It's a complex and varied role, but what separates a great fleet operator from a good one? Andrew Ryan asks Fleet News Awards winners for their opinion
Role: Head of vehicle fleet management, South Yorkshire Police.
Fleet News Awards CV: Fleet of the year 251-1,000 vehicles, 2015.
SG: Great fleet managers need to have a number of qualities.
You need the ability to multi-task: as a fleet manager you are constantly juggling a variety of demands from drivers, management and suppliers, to mention just a few. The art is not dropping the ball and keeping the fleet on the road, while managing costs, performance, etc.
You need to be adaptable to change. Fleet is constantly developing with new technology, legislation, reductions in staff, budget cuts and requirements to meet savings targets. You must be able to not only keep up with the pace of change, but be ahead of the game.
A fleet manager needs excellent communication skills. Being able to communicate at all levels, both verbally and in writing, is paramount.
Great fleet managers also need leadership skills.
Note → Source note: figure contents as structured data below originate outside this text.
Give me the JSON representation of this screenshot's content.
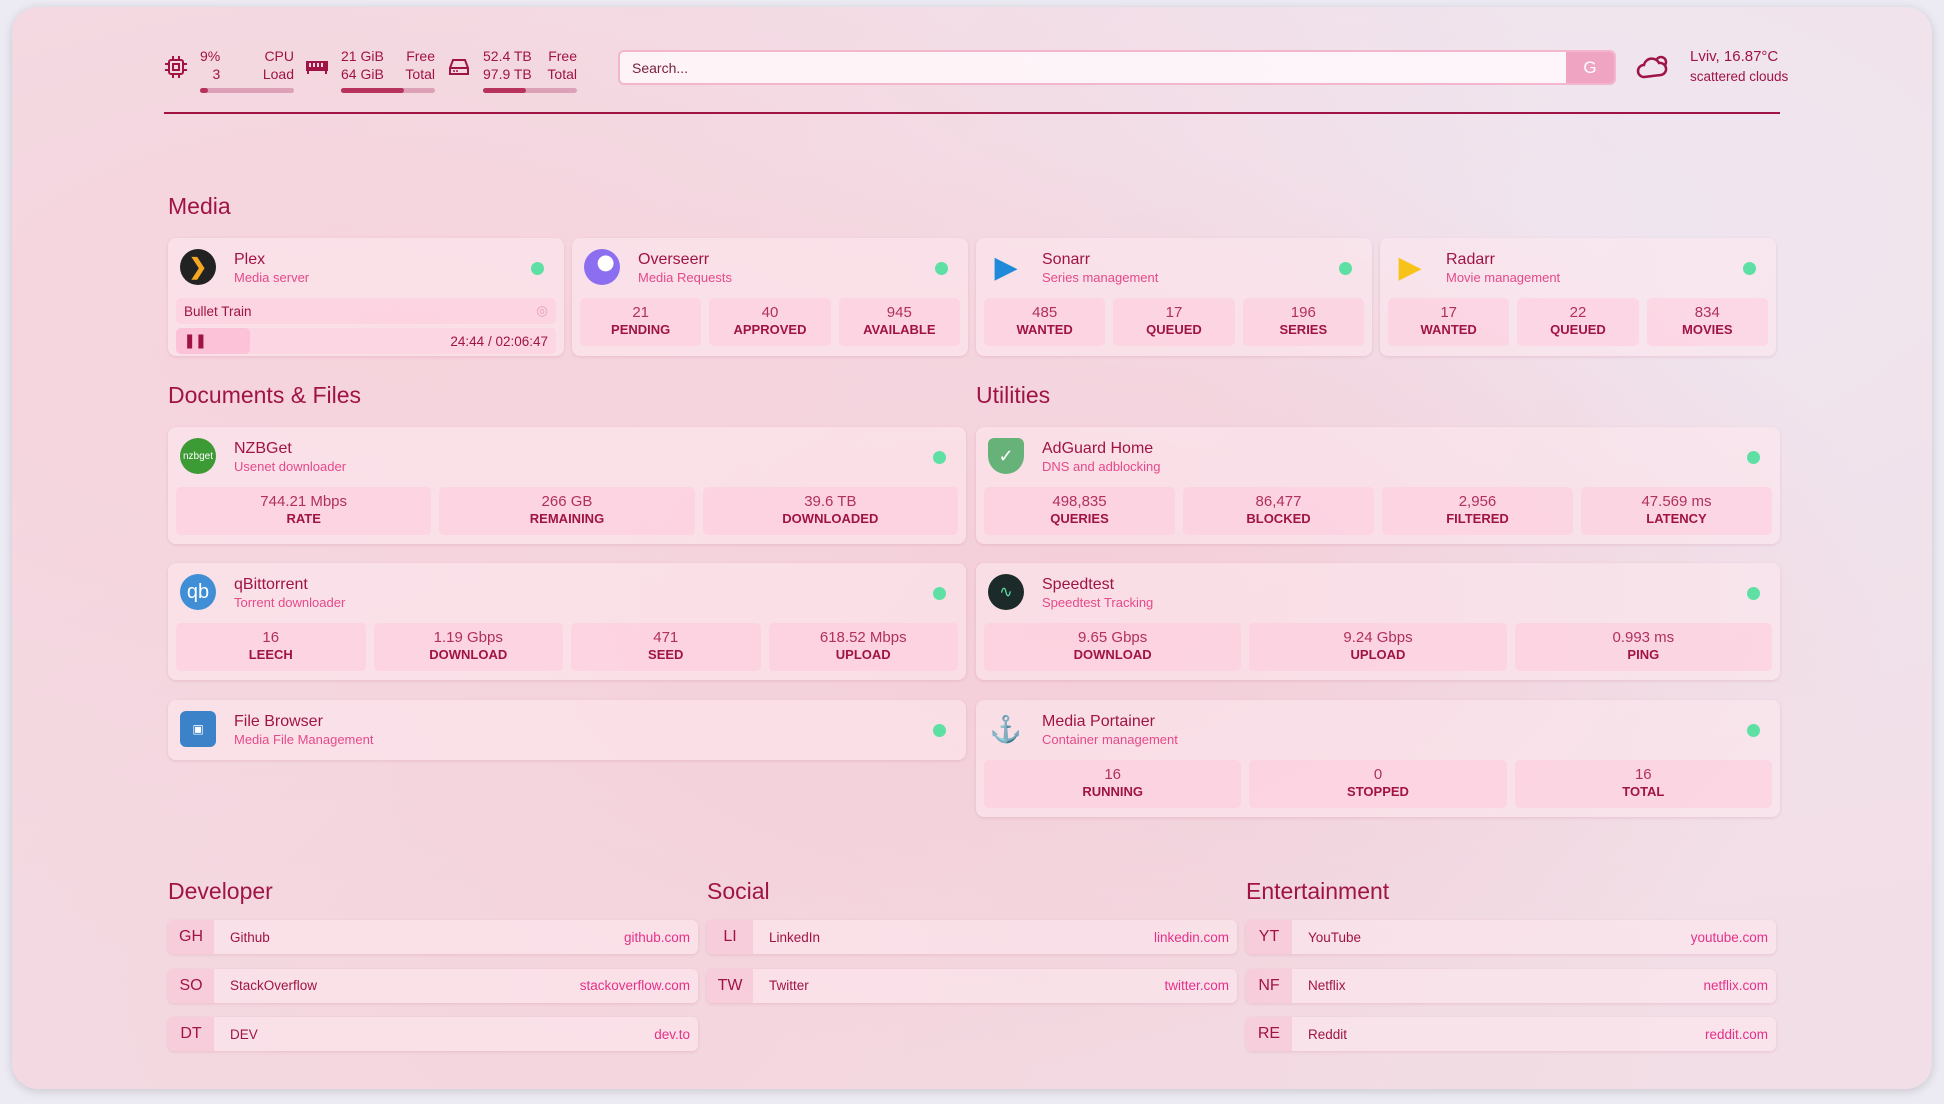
{
  "header": {
    "cpu": {
      "icon": "cpu-icon",
      "value": "9%",
      "sub": "3",
      "label1": "CPU",
      "label2": "Load",
      "fill": 9
    },
    "memory": {
      "icon": "memory-icon",
      "value": "21 GiB",
      "sub": "64 GiB",
      "label1": "Free",
      "label2": "Total",
      "fill": 67
    },
    "disk": {
      "icon": "disk-icon",
      "value": "52.4 TB",
      "sub": "97.9 TB",
      "label1": "Free",
      "label2": "Total",
      "fill": 46
    },
    "search": {
      "placeholder": "Search...",
      "button": "G"
    },
    "weather": {
      "icon": "cloud-sun-icon",
      "location": "Lviv, 16.87°C",
      "condition": "scattered clouds"
    }
  },
  "colors": {
    "accent": "#a01445",
    "pink": "#e5498a",
    "status_online": "#5ee0a4"
  },
  "sections": {
    "media": "Media",
    "documents": "Documents & Files",
    "utilities": "Utilities",
    "developer": "Developer",
    "social": "Social",
    "entertainment": "Entertainment"
  },
  "media": [
    {
      "name": "Plex",
      "sub": "Media server",
      "icon": "plex-icon",
      "now_playing": {
        "title": "Bullet Train",
        "time": "24:44 / 02:06:47",
        "progress": 19.5
      }
    },
    {
      "name": "Overseerr",
      "sub": "Media Requests",
      "icon": "overseerr-icon",
      "stats": [
        {
          "v": "21",
          "l": "PENDING"
        },
        {
          "v": "40",
          "l": "APPROVED"
        },
        {
          "v": "945",
          "l": "AVAILABLE"
        }
      ]
    },
    {
      "name": "Sonarr",
      "sub": "Series management",
      "icon": "sonarr-icon",
      "stats": [
        {
          "v": "485",
          "l": "WANTED"
        },
        {
          "v": "17",
          "l": "QUEUED"
        },
        {
          "v": "196",
          "l": "SERIES"
        }
      ]
    },
    {
      "name": "Radarr",
      "sub": "Movie management",
      "icon": "radarr-icon",
      "stats": [
        {
          "v": "17",
          "l": "WANTED"
        },
        {
          "v": "22",
          "l": "QUEUED"
        },
        {
          "v": "834",
          "l": "MOVIES"
        }
      ]
    }
  ],
  "documents": [
    {
      "name": "NZBGet",
      "sub": "Usenet downloader",
      "icon": "nzbget-icon",
      "icon_text": "nzbget",
      "stats": [
        {
          "v": "744.21 Mbps",
          "l": "RATE"
        },
        {
          "v": "266 GB",
          "l": "REMAINING"
        },
        {
          "v": "39.6 TB",
          "l": "DOWNLOADED"
        }
      ]
    },
    {
      "name": "qBittorrent",
      "sub": "Torrent downloader",
      "icon": "qbittorrent-icon",
      "icon_text": "qb",
      "stats": [
        {
          "v": "16",
          "l": "LEECH"
        },
        {
          "v": "1.19 Gbps",
          "l": "DOWNLOAD"
        },
        {
          "v": "471",
          "l": "SEED"
        },
        {
          "v": "618.52 Mbps",
          "l": "UPLOAD"
        }
      ]
    },
    {
      "name": "File Browser",
      "sub": "Media File Management",
      "icon": "file-browser-icon",
      "stats": []
    }
  ],
  "utilities": [
    {
      "name": "AdGuard Home",
      "sub": "DNS and adblocking",
      "icon": "adguard-icon",
      "stats": [
        {
          "v": "498,835",
          "l": "QUERIES"
        },
        {
          "v": "86,477",
          "l": "BLOCKED"
        },
        {
          "v": "2,956",
          "l": "FILTERED"
        },
        {
          "v": "47.569 ms",
          "l": "LATENCY"
        }
      ]
    },
    {
      "name": "Speedtest",
      "sub": "Speedtest Tracking",
      "icon": "speedtest-icon",
      "stats": [
        {
          "v": "9.65 Gbps",
          "l": "DOWNLOAD"
        },
        {
          "v": "9.24 Gbps",
          "l": "UPLOAD"
        },
        {
          "v": "0.993 ms",
          "l": "PING"
        }
      ]
    },
    {
      "name": "Media Portainer",
      "sub": "Container management",
      "icon": "portainer-icon",
      "stats": [
        {
          "v": "16",
          "l": "RUNNING"
        },
        {
          "v": "0",
          "l": "STOPPED"
        },
        {
          "v": "16",
          "l": "TOTAL"
        }
      ]
    }
  ],
  "bookmarks": {
    "developer": [
      {
        "abbr": "GH",
        "name": "Github",
        "href": "github.com"
      },
      {
        "abbr": "SO",
        "name": "StackOverflow",
        "href": "stackoverflow.com"
      },
      {
        "abbr": "DT",
        "name": "DEV",
        "href": "dev.to"
      }
    ],
    "social": [
      {
        "abbr": "LI",
        "name": "LinkedIn",
        "href": "linkedin.com"
      },
      {
        "abbr": "TW",
        "name": "Twitter",
        "href": "twitter.com"
      }
    ],
    "entertainment": [
      {
        "abbr": "YT",
        "name": "YouTube",
        "href": "youtube.com"
      },
      {
        "abbr": "NF",
        "name": "Netflix",
        "href": "netflix.com"
      },
      {
        "abbr": "RE",
        "name": "Reddit",
        "href": "reddit.com"
      }
    ]
  }
}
The ability to lead and inspire a team toward a common goal is important. You also need to be a good decision-maker. As a fleet manager, you are called upon to make a variety of decisions, some on the spot.
It is important to have the confidence to take those decisions and stand by them.
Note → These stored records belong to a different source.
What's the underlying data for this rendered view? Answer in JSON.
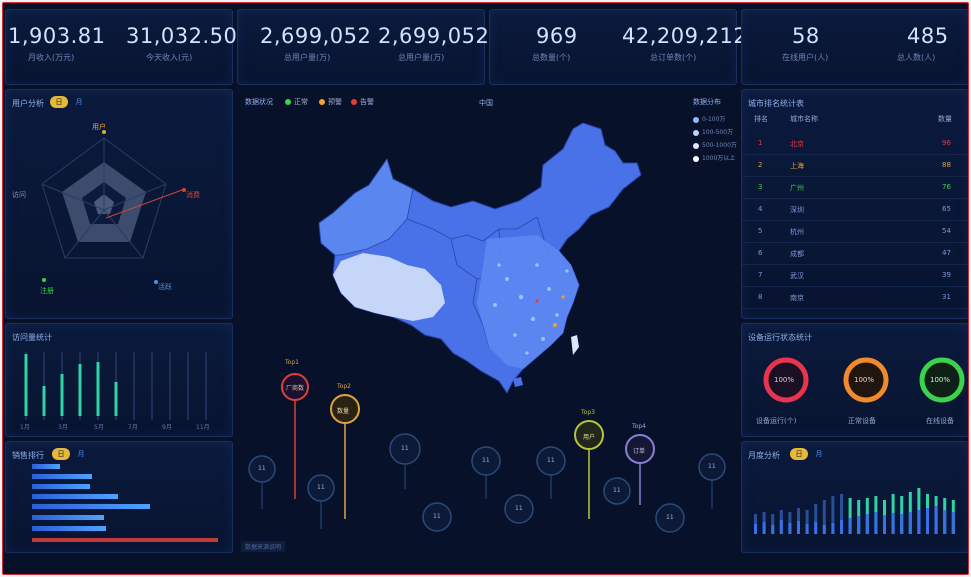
{
  "stats": [
    {
      "value": "1,903.81",
      "label": "月收入(万元)"
    },
    {
      "value": "31,032.50",
      "label": "今天收入(元)"
    },
    {
      "value": "2,699,052",
      "label": "总用户量(万)"
    },
    {
      "value": "2,699,052",
      "label": "总用户量(万)"
    },
    {
      "value": "969",
      "label": "总数量(个)"
    },
    {
      "value": "42,209,212",
      "label": "总订单数(个)"
    },
    {
      "value": "58",
      "label": "在线用户(人)"
    },
    {
      "value": "485",
      "label": "总人数(人)"
    }
  ],
  "radar": {
    "title": "用户分析",
    "toggle_on": "日",
    "toggle_off": "月",
    "axes": [
      "用户",
      "消费",
      "活跃",
      "注册",
      "访问"
    ]
  },
  "bars_panel": {
    "title": "访问量统计",
    "ticks": [
      "1月",
      "3月",
      "5月",
      "7月",
      "9月",
      "11月"
    ]
  },
  "hbar_panel": {
    "title": "销售排行",
    "toggle_on": "日",
    "toggle_off": "月"
  },
  "map_panel": {
    "title": "数据状况",
    "legend": [
      {
        "label": "正常",
        "color": "#3ad34b"
      },
      {
        "label": "预警",
        "color": "#f0a22b"
      },
      {
        "label": "告警",
        "color": "#e83a3a"
      }
    ],
    "center_label": "中国",
    "right_legend_title": "数据分布",
    "right_legend": [
      "0-100万",
      "100-500万",
      "500-1000万",
      "1000万以上"
    ],
    "footer": "数据来源说明"
  },
  "pins": [
    {
      "tag": "Top1",
      "label": "厂商数",
      "color": "#d9423a"
    },
    {
      "tag": "Top2",
      "label": "数量",
      "color": "#e0a53a"
    },
    {
      "tag": "Top3",
      "label": "用户",
      "color": "#b8c43a"
    },
    {
      "tag": "Top4",
      "label": "订单",
      "color": "#8a7fd6"
    }
  ],
  "bubbles": [
    "11",
    "11",
    "11",
    "11",
    "11",
    "11",
    "11",
    "11",
    "11",
    "11",
    "11"
  ],
  "rank": {
    "title": "城市排名统计表",
    "headers": [
      "排名",
      "城市名称",
      "数量"
    ],
    "rows": [
      {
        "rank": "1",
        "city": "北京",
        "val": "96"
      },
      {
        "rank": "2",
        "city": "上海",
        "val": "88"
      },
      {
        "rank": "3",
        "city": "广州",
        "val": "76"
      },
      {
        "rank": "4",
        "city": "深圳",
        "val": "65"
      },
      {
        "rank": "5",
        "city": "杭州",
        "val": "54"
      },
      {
        "rank": "6",
        "city": "成都",
        "val": "47"
      },
      {
        "rank": "7",
        "city": "武汉",
        "val": "39"
      },
      {
        "rank": "8",
        "city": "南京",
        "val": "31"
      }
    ]
  },
  "rings": {
    "title": "设备运行状态统计",
    "items": [
      {
        "pct": "100%",
        "label": "设备运行(个)",
        "color": "#e8344e"
      },
      {
        "pct": "100%",
        "label": "正常设备",
        "color": "#f08a2c"
      },
      {
        "pct": "100%",
        "label": "在线设备",
        "color": "#3ad34b"
      }
    ]
  },
  "dist": {
    "title": "月度分析",
    "toggle_on": "日",
    "toggle_off": "月"
  }
}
Role: Procurement manager, Red Bull.
Fleet News Awards CV: Fleet of the year up to 250 vehicles, 2014.
DO: Being a great fleet manager requires a wide variety of different qualities. But the ability to be curious and agile enough to react to so many changes from your business, its employees, manufacturers and legislative and environmental requirements means you can keep your fleet at the forefront of best practice and future thinking. Having a clear understanding of your organisation’s aims, your drivers’ wants and needs and the skills to marry these into a workable fleet-managed vision that you want to ‘sell’ to the senior management means you also need to be credible and influence all levels of your organisation.
To do this, a fleet manager should always be inquisitive and challenging of both his or her self and the raft of suppliers that help them deliver the vision.
An ability to see the driver, the journey and the vehicle as completely interlinked and not just cars and fuel will ensure you take a holistic view of fleet management, which in my experience is easier to translate into a strategy that the board will buy into.
Role: Head of fleet services, Environment Agency.
Fleet News Awards CV: Fleet manager of the year, 2015, green fleet of the year, 2015.
DE: Having the right team of people around you is vital to great fleet management, so make sure you are recruiting, selecting and training the right people: don’t think you can do it all yourself.
I also think fleet managers need to be able to constantly look to the future and prepare themselves for what might be coming. It’s not an industry that ever stays still, so someone’s ability to look at the slightly bigger picture and look ahead and plan on that basis is an essential skill that you want to have.
In addition, an ability to manage suppliers is vital, although it’s not an area you can get a lot of training for. Procurement will get a contract for you, but actually managing that supplier throughout the course of that contract is quite challenging, so you need to be very good at managing contracts.
Role: Head of logistics support - Western Europe, Iron Mountain.
Fleet News Awards CV: Fleet of the year – up to 250 vehicles, 2015.
RM: Great fleet managers have the ability to embrace change and the exploration of opportunities to enhance the fleet, its drivers and the business.
They need to be open-minded regarding alternatives and/or new technology, but also have the capability to understand and take decisions based on their potential and if they deliver value and benefit.
Role: National fleet services manager, NHS Blood & Transplant.
Fleet News Awards CV: Fleet News hall of fame inductee, 2015.
LB: Great fleet management is the skill of getting the basics right for such things as vehicle selection, specification, maintenance, replacement programmes, driver training, fuel management, etc., and developing them to high standards. I believe a great fleet manager develops what I call ‘management stamina’ to keep reproducing high standards over and over again in a sustained manner over a number of years.
This builds the experience to drive ongoing good fleet management; and good fleet management includes introducing initiatives and sharing these initiatives with the fleet industry. I think it is important that fleet managers strive for continual improvement and learn from other fleet managers. But what is also important is innovation: doing something that works, that no one else has done before. I like to think that the distinction between implementing good initiatives and developing innovative ideas is the difference between good fleet management and great fleet management.